Both the rebels and Col. Gaddafi will be angry with the West, especially the United States. And no one in any other country will take American threats or pressure seriously. American pronouncements about democracy and freedom and free and fair elections will be assumed to be just so much hot air.
The world may moan about American unilateralism. The French may sniff, and the Brits and Germans and others may wring their hands about American disdain for the UN and other international collectivist organizations. Still, everyone looks to follow the American lead. If the U.S. takes a firm stance and backs its up, others fall into step. They may not always like it, but they do it. And there is a certain stability in international affairs that comes from U.S. clarity and decisiveness.

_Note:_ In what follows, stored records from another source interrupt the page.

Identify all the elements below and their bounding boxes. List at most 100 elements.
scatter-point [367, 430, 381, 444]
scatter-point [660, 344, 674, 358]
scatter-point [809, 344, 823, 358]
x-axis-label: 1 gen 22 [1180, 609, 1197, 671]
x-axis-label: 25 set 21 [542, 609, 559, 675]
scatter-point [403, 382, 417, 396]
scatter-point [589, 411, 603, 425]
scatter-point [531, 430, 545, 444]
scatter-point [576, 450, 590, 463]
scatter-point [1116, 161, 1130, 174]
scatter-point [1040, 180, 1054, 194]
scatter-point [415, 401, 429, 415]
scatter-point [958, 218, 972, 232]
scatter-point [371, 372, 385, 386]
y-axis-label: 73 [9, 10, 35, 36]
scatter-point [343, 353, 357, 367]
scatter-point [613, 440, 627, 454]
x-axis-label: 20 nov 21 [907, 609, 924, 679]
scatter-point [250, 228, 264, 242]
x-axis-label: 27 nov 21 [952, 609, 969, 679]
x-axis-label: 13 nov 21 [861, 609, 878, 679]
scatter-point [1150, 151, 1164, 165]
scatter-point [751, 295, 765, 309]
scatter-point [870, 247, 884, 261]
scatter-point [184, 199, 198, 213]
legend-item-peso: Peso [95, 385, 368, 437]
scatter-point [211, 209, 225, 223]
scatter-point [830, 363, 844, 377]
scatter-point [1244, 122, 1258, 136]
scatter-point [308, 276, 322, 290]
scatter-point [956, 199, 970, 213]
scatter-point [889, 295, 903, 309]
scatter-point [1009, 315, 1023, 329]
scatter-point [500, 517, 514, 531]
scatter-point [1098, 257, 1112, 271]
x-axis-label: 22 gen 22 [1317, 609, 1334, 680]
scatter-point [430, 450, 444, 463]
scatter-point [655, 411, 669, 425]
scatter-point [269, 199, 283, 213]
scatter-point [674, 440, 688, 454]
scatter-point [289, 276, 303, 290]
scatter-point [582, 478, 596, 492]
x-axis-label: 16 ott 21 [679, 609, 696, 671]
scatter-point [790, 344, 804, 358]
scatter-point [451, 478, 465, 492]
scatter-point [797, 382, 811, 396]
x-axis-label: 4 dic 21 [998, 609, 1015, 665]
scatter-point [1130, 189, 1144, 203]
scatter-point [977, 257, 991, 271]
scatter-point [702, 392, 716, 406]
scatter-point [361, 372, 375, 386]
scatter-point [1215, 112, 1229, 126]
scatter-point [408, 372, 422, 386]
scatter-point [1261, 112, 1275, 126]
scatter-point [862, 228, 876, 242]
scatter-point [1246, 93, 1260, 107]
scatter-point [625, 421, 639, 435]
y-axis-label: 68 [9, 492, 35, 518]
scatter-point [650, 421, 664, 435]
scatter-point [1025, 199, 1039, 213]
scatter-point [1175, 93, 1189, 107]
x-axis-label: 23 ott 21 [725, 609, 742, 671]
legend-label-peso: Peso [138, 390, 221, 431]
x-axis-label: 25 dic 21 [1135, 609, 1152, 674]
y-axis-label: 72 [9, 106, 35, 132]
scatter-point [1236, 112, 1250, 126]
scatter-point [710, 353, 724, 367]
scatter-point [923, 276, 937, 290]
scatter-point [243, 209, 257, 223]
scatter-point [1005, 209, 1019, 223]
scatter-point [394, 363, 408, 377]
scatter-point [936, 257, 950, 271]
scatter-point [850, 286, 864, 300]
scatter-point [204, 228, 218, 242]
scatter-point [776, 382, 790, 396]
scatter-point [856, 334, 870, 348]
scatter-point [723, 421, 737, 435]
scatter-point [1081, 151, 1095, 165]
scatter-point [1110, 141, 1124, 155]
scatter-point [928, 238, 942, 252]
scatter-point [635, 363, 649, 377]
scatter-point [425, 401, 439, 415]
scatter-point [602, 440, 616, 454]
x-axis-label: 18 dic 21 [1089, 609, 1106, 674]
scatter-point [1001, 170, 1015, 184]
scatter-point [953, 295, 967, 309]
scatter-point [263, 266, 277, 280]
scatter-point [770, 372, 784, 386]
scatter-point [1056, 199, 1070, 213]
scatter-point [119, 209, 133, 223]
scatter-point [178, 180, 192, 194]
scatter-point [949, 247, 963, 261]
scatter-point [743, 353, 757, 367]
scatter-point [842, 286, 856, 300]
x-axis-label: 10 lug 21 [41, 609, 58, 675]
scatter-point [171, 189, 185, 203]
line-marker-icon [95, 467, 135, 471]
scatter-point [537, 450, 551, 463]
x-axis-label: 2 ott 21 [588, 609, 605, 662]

Now, thanks to Barack Carter, we’re back to the point where the worst, most vehemently anti-Western elements feel emboldened. Meanwhile, moderate and pro-Western elements are afraid to stick their heads up because they are justly concerned the Americans won’t back them up. Iran has been lost for a generation thanks to Jimmy Carter’s unwillingness to stand up for moderate, democratic forces in the face of Ayatollah Khomeini’s Islamic revolution. Now in Libya and elsewhere there is a real chance of a repeat under the vacillating Mr. Obama.